The security presence in reputedly pro-opposition districts of Conakry was also notably lighter on Wednesday.

"We were surprised this morning to see that the troops deployed in our area had packed up and gone," said Souleymane Bangoura, an inhabitant of the district of Sonfonia.

President Alpha Conde, 82, won the hotly-contested election according to official results announced Saturday, setting the stage for a controversial third term.

Conde was a former opposition leader during years of hardline rule who in 2010 became the first democratically-elected president of one of Africa's poorest and most volatile states.

But he has been accused by critics of authoritarian drift during his second term in office, which he won in 2015.

He pushed through a new constitution in March which he argued would modernise the country.

But it also allowed him to bypass a two-term limit for presidents, arguing that the counter had been reset to zero.

Opposition to that outcome had provoked mass protests from October 2019, in which security forces killed dozens of people.

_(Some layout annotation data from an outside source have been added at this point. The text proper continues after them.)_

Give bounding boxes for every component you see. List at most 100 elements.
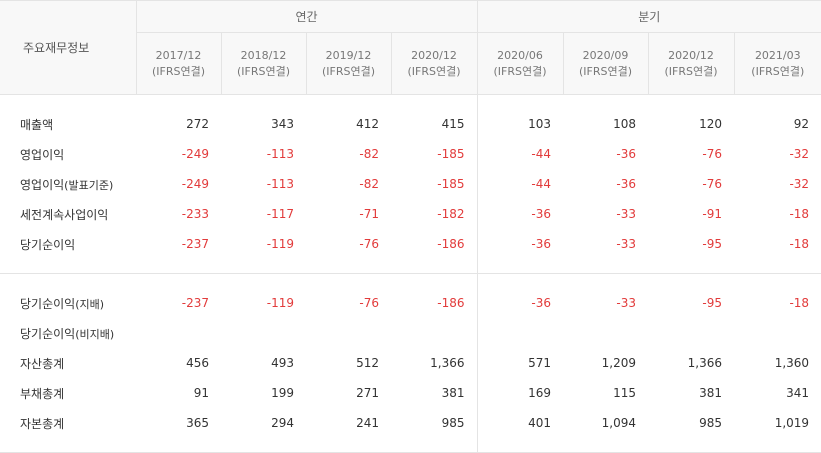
- table-cell: -36: [616, 147, 637, 161]
- table-cell: 169: [476, 378, 564, 408]
- table-cell: 103: [476, 109, 564, 139]
- table-cell: 456: [186, 356, 209, 370]
- column-basis: (IFRS연결): [321, 64, 376, 78]
- table-cell: 115: [613, 386, 637, 400]
- column-header-2020-09: 2020/09 (IFRS연결): [562, 32, 649, 95]
- table-cell: -36: [616, 177, 637, 191]
- column-basis: (IFRS연결): [493, 64, 547, 78]
- table-cell: -18: [789, 296, 810, 310]
- table-cell: -186: [437, 296, 465, 310]
- row-label-suffix: (비지배): [75, 327, 115, 341]
- table-cell: 271: [356, 386, 379, 400]
- table-row: 자본총계 365 294 241 985 401 1,094 985 1,019: [0, 408, 821, 438]
- table-cell: -36: [476, 199, 564, 229]
- column-period: 2020/12: [411, 48, 457, 62]
- table-cell: 985: [699, 416, 723, 430]
- table-cell: -18: [789, 207, 810, 221]
- table-cell: -249: [181, 147, 209, 161]
- table-cell: -44: [476, 139, 564, 169]
- table-cell: 512: [356, 356, 379, 370]
- table-cell: -44: [476, 169, 564, 199]
- table-cell: -76: [702, 177, 723, 191]
- table-cell: 241: [356, 416, 379, 430]
- column-period: 2020/09: [582, 48, 629, 62]
- table-row: 당기순이익 -237 -119 -76 -186 -36 -33 -95 -18: [0, 229, 821, 259]
- column-basis: (IFRS연결): [751, 64, 805, 78]
- column-basis: (IFRS연결): [407, 64, 461, 78]
- row-label: 자본총계: [0, 408, 136, 438]
- table-cell: -185: [437, 147, 465, 161]
- table-cell: -113: [266, 177, 294, 191]
- table-cell: -82: [359, 147, 379, 161]
- table-cell: [734, 318, 821, 348]
- column-basis: (IFRS연결): [664, 64, 718, 78]
- table-cell: -185: [437, 177, 465, 191]
- table-cell: 1,209: [601, 356, 637, 370]
- table-cell: 1,366: [430, 356, 465, 370]
- table-cell: [476, 318, 564, 348]
- row-label-text: 부채총계: [20, 386, 65, 401]
- row-label-text: 당기순이익: [20, 296, 76, 311]
- table-cell: -76: [702, 147, 723, 161]
- table-cell: 571: [476, 348, 564, 378]
- table-row: 매출액 272 343 412 415 103 108 120 92: [0, 109, 821, 139]
- table-cell: -33: [616, 296, 637, 310]
- table-cell: -76: [359, 296, 379, 310]
- table-cell: -186: [437, 237, 465, 251]
- table-cell: 294: [271, 416, 294, 430]
- column-header-2020-12: 2020/12 (IFRS연결): [647, 32, 735, 95]
- table-cell: 401: [476, 408, 564, 438]
- table-cell: [563, 318, 648, 348]
- row-label: 영업이익(발표기준): [0, 169, 136, 199]
- table-cell: [306, 318, 391, 348]
- table-cell: 272: [186, 117, 209, 131]
- table-cell: -117: [266, 207, 294, 221]
- table-cell: 1,019: [774, 416, 810, 430]
- row-label: 세전계속사업이익: [0, 199, 136, 229]
- column-basis: (IFRS연결): [151, 64, 206, 78]
- table-row: 영업이익 -249 -113 -82 -185 -44 -36 -76 -32: [0, 139, 821, 169]
- section-divider: [0, 438, 821, 453]
- table-cell: -18: [789, 237, 810, 251]
- column-period: 2021/03: [754, 48, 801, 62]
- column-header-2019-12: 2019/12 (IFRS연결): [305, 32, 391, 95]
- column-header-2017-12: 2017/12 (IFRS연결): [135, 32, 221, 95]
- table-cell: [221, 318, 306, 348]
- row-label-suffix: (지배): [75, 297, 105, 311]
- row-label: 당기순이익(비지배): [0, 318, 136, 348]
- row-label: 당기순이익(지배): [0, 288, 136, 318]
- row-label: 영업이익: [0, 139, 136, 169]
- table-cell: -36: [476, 229, 564, 259]
- table-cell: -237: [181, 237, 209, 251]
- table-cell: -237: [181, 296, 209, 310]
- table-cell: [136, 318, 221, 348]
- row-label-text: 영업이익: [20, 147, 65, 162]
- table-cell: -33: [616, 207, 637, 221]
- column-period: 2020/06: [497, 48, 543, 62]
- table-cell: 415: [441, 117, 465, 131]
- quarter-group-header: 분기: [476, 0, 821, 33]
- table-cell: -233: [181, 207, 209, 221]
- column-period: 2017/12: [155, 48, 202, 62]
- column-header-2021-03: 2021/03 (IFRS연결): [733, 32, 821, 95]
- table-cell: -113: [266, 147, 294, 161]
- section-spacer: [0, 94, 821, 109]
- table-cell: 341: [786, 386, 810, 400]
- row-label: 당기순이익: [0, 229, 136, 259]
- section-divider: [0, 259, 821, 274]
- table-cell: 381: [441, 386, 465, 400]
- section-spacer: [0, 273, 821, 288]
- row-label: 부채총계: [0, 378, 136, 408]
- table-cell: -119: [266, 237, 294, 251]
- table-cell: 493: [271, 356, 294, 370]
- table-cell: [648, 318, 734, 348]
- table-cell: -82: [359, 177, 379, 191]
- table-cell: -36: [476, 288, 564, 318]
- column-header-2018-12: 2018/12 (IFRS연결): [220, 32, 306, 95]
- row-label: 자산총계: [0, 348, 136, 378]
- table-row: 영업이익(발표기준) -249 -113 -82 -185 -44 -36 -76 -32: [0, 169, 821, 199]
- table-cell: 199: [271, 386, 294, 400]
- table-cell: -91: [702, 207, 723, 221]
- column-period: 2020/12: [668, 48, 714, 62]
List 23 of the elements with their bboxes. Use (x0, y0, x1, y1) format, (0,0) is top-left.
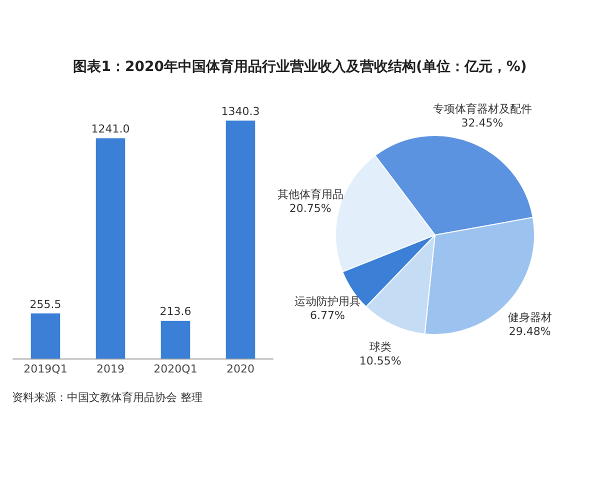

Conde, who had not been seen in public since election day, visited the military hospital in the capital on Wednesday under the close guard of the "red berets", an elite military unit.

Accompanied by Defence Minister Mohamed Diane and his personal adviser Tibou Camara, Conde spoke with police and gendarmes who had been injured in post-election violence.

- Deadly clashes -

Diallo was formerly a prime minister under authoritarian leader Lansana Conte, and has unsuccessfully challenged Conde in each election the president has contested.

On October 19, without waiting for official results, Diallo maintained that data his activists had gathered at individual polling stations showed that he had won.

The self-proclaimed win led to unrest that, according to the government, claimed 21 lives, while the political opposition put the toll at more than 27.

According to provisional results released by Guinea's electoral commission, Conde garnered 59.5 percent of the vote, and Diallo 33.5 percent.

Diallo has called on his supporters to maintain pressure until his claimed victory is "recognised" and has also said he intends to file a suit at the Constitutional Court.

The European Union on Tuesday said it "noted" the announcement of Conde's victory, but warned that "questions remain about the credibility of the result," including the final vote count.

France, the former colonial power, on Wednesday expressed "concern" about the situation in Guinea, and said doubts about the vote should be "lifted in a transparent manner."